Biokulturelle Evolution / Gen-Kultur-Koevolution
Bis tief in die 90er Jahre hinein dominierte die Auffassung die Wissenschaft, dass Evolution ausschließlich ein "biologischer" Begriff sei. Nur wenige mutige Denker wie Friedrich August von Hayek stemmten sich dieser Verengung entgegen - Hayek beispielsweise mit dem Hinweis, dass der Begriff aus der Sprachforschung entnommen sei und die Sprachen tatsächlich ein wunderbares Beispiel für nicht vorab geplante, sondern kulturell evolvierte Systeme seien.
Es folgte eine Phase der getrennten Diskussion von biologischer und kultureller Evolution - wobei Richard Dawkins mit der Mem-Theorie kultureller "Viren" die wohl extremste Position bezog: die biologischen Einheiten (Gene) und die kulturellen Einheiten (Meme) wurden hier als weitgehend unverbunden, wenn nicht gar potentiell gegensätzlich gedacht. Gerade diese extreme Position forderte jedoch zum Widerspruch auf: Wenn sich zum Beispiel jene Musik-Meme durchsetzen, die sich an bestimmte Gehirnstrukturen schmiegen - behielte dann nicht doch die biologische Evolution ihre fundamentale Bedeutung?
In jüngster Zeit setzt sich, gerade auch nach Beobachtungen etwa zu erlerntem Werkzeug- oder auch pflanzlichem Medikamentengebrauch durch Primaten, mehr und mehr der Begriff der biokulturellen Evolution, von einigen auch Gen-Kultur-Koevolution genannt, durch.

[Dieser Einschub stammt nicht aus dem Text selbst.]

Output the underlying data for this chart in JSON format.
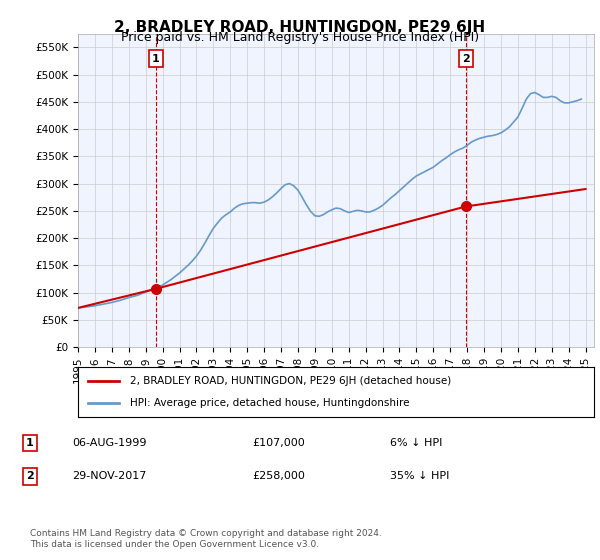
{
  "title": "2, BRADLEY ROAD, HUNTINGDON, PE29 6JH",
  "subtitle": "Price paid vs. HM Land Registry's House Price Index (HPI)",
  "title_fontsize": 11,
  "subtitle_fontsize": 9,
  "bg_color": "#eef2ff",
  "plot_bg_color": "#f0f4ff",
  "grid_color": "#cccccc",
  "sale1_date": 1999.6,
  "sale1_price": 107000,
  "sale1_label": "1",
  "sale2_date": 2017.92,
  "sale2_price": 258000,
  "sale2_label": "2",
  "hpi_color": "#6699cc",
  "price_color": "#cc0000",
  "marker_color": "#cc0000",
  "dashed_color": "#cc0000",
  "ylim": [
    0,
    575000
  ],
  "xlim_start": 1995.0,
  "xlim_end": 2025.5,
  "yticks": [
    0,
    50000,
    100000,
    150000,
    200000,
    250000,
    300000,
    350000,
    400000,
    450000,
    500000,
    550000
  ],
  "ytick_labels": [
    "£0",
    "£50K",
    "£100K",
    "£150K",
    "£200K",
    "£250K",
    "£300K",
    "£350K",
    "£400K",
    "£450K",
    "£500K",
    "£550K"
  ],
  "xticks": [
    1995,
    1996,
    1997,
    1998,
    1999,
    2000,
    2001,
    2002,
    2003,
    2004,
    2005,
    2006,
    2007,
    2008,
    2009,
    2010,
    2011,
    2012,
    2013,
    2014,
    2015,
    2016,
    2017,
    2018,
    2019,
    2020,
    2021,
    2022,
    2023,
    2024,
    2025
  ],
  "legend_label1": "2, BRADLEY ROAD, HUNTINGDON, PE29 6JH (detached house)",
  "legend_label2": "HPI: Average price, detached house, Huntingdonshire",
  "table_row1": [
    "1",
    "06-AUG-1999",
    "£107,000",
    "6% ↓ HPI"
  ],
  "table_row2": [
    "2",
    "29-NOV-2017",
    "£258,000",
    "35% ↓ HPI"
  ],
  "footnote": "Contains HM Land Registry data © Crown copyright and database right 2024.\nThis data is licensed under the Open Government Licence v3.0.",
  "hpi_years": [
    1995.0,
    1995.25,
    1995.5,
    1995.75,
    1996.0,
    1996.25,
    1996.5,
    1996.75,
    1997.0,
    1997.25,
    1997.5,
    1997.75,
    1998.0,
    1998.25,
    1998.5,
    1998.75,
    1999.0,
    1999.25,
    1999.5,
    1999.75,
    2000.0,
    2000.25,
    2000.5,
    2000.75,
    2001.0,
    2001.25,
    2001.5,
    2001.75,
    2002.0,
    2002.25,
    2002.5,
    2002.75,
    2003.0,
    2003.25,
    2003.5,
    2003.75,
    2004.0,
    2004.25,
    2004.5,
    2004.75,
    2005.0,
    2005.25,
    2005.5,
    2005.75,
    2006.0,
    2006.25,
    2006.5,
    2006.75,
    2007.0,
    2007.25,
    2007.5,
    2007.75,
    2008.0,
    2008.25,
    2008.5,
    2008.75,
    2009.0,
    2009.25,
    2009.5,
    2009.75,
    2010.0,
    2010.25,
    2010.5,
    2010.75,
    2011.0,
    2011.25,
    2011.5,
    2011.75,
    2012.0,
    2012.25,
    2012.5,
    2012.75,
    2013.0,
    2013.25,
    2013.5,
    2013.75,
    2014.0,
    2014.25,
    2014.5,
    2014.75,
    2015.0,
    2015.25,
    2015.5,
    2015.75,
    2016.0,
    2016.25,
    2016.5,
    2016.75,
    2017.0,
    2017.25,
    2017.5,
    2017.75,
    2018.0,
    2018.25,
    2018.5,
    2018.75,
    2019.0,
    2019.25,
    2019.5,
    2019.75,
    2020.0,
    2020.25,
    2020.5,
    2020.75,
    2021.0,
    2021.25,
    2021.5,
    2021.75,
    2022.0,
    2022.25,
    2022.5,
    2022.75,
    2023.0,
    2023.25,
    2023.5,
    2023.75,
    2024.0,
    2024.25,
    2024.5,
    2024.75
  ],
  "hpi_values": [
    72000,
    73000,
    74000,
    75000,
    76000,
    77500,
    79000,
    80500,
    82000,
    84000,
    86000,
    88500,
    91000,
    93000,
    95000,
    98000,
    101000,
    104000,
    107000,
    110000,
    114000,
    119000,
    124000,
    130000,
    136000,
    143000,
    150000,
    158000,
    167000,
    178000,
    191000,
    205000,
    218000,
    228000,
    237000,
    243000,
    248000,
    255000,
    260000,
    263000,
    264000,
    265000,
    265000,
    264000,
    266000,
    270000,
    276000,
    283000,
    291000,
    298000,
    300000,
    296000,
    288000,
    275000,
    261000,
    249000,
    241000,
    240000,
    243000,
    248000,
    252000,
    255000,
    254000,
    250000,
    247000,
    249000,
    251000,
    250000,
    248000,
    248000,
    251000,
    255000,
    260000,
    267000,
    274000,
    280000,
    287000,
    294000,
    301000,
    308000,
    314000,
    318000,
    322000,
    326000,
    330000,
    336000,
    342000,
    347000,
    353000,
    358000,
    362000,
    365000,
    370000,
    376000,
    380000,
    383000,
    385000,
    387000,
    388000,
    390000,
    393000,
    398000,
    404000,
    413000,
    422000,
    438000,
    455000,
    465000,
    467000,
    463000,
    458000,
    458000,
    460000,
    458000,
    452000,
    448000,
    448000,
    450000,
    452000,
    455000
  ],
  "price_years": [
    1995.0,
    1999.6,
    2017.92,
    2025.0
  ],
  "price_values": [
    72000,
    107000,
    258000,
    290000
  ]
}
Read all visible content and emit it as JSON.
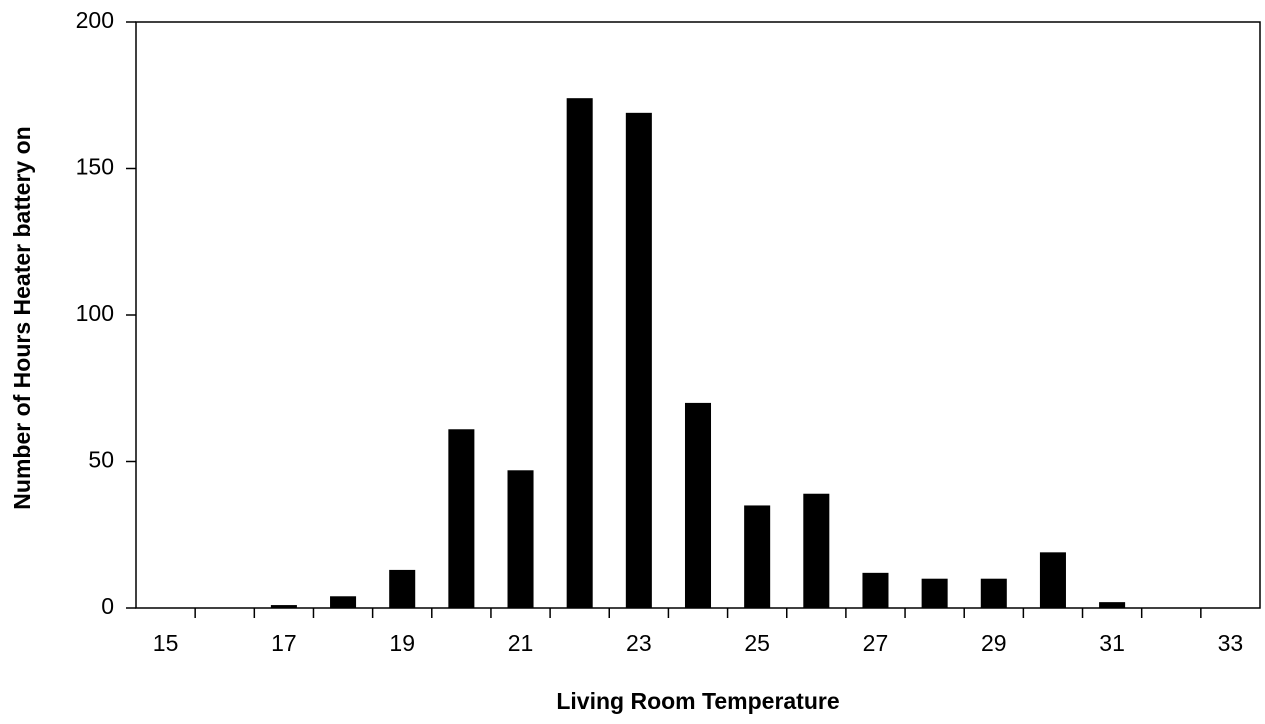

Hierbei wird die Kultur nicht mehr außerhalb der Biologie, sondern letztlich als Erweiterung verstanden: nicht jedes Produkt von Kulturfähigkeiten ist selbst adaptiv (heute wäre es z.B. ein Faustkeil kaum noch), auf Dauer aber setzten sich auch in der kulturellen Evolution immer wieder die fitness-förderlichen Produkte durch. Und umgekehrt: die Verfügbarkeit kultureller Produkte wirkt dann auch wieder zurück auf die genetische Ausstattung.
Beispiel Laktosetoleranz
Das vielleicht berühmteste Beispiel hierfür ist die Laktosetoleranz. Normalerweise verlieren die Menschen nach dem Babyalter die Fähigkeit, Milchzuckerlaktose zu verarbeiten. Wo immer aber Menschen begannen, milchgebendes Vieh zu halten, wurden die seltenen Mutationen lebenslanger Laktosetoleranz prompt zu einem Überlebensvorteil: Wer auch noch als Jugendlicher und Erwachsener Milch vertrug, hatte bessere Chancen und damit durchschnittlich mehr Kinder. Die Kultur wirkte auf die Gene zurück! Heute haben 100% der Tschechen, 98% der Dänen, 85% der nordafrikanischen Tuareg - aber nur 3% der Thailänder und 0% unter einigen Bantuvölkern die Gene für Laktosetoleranz und die Forscher können die Ausbreitung der Milchviehhaltung mit der Ausbreitung der entsprechenden Genmutationen korrelieren.
Eine niveauvolle Einführung mit diesem und weiteren Beispielen bietet "Genes, Culture, and Human Evolution: A Synthesis" von Linda Stone, Paul Lurquin und Luca Cavalli-Sforza.
Ein gerade auch für Religionswissenschaftler hochspannender Protagonist dieser Richtung ist daneben David Sloan Wilson.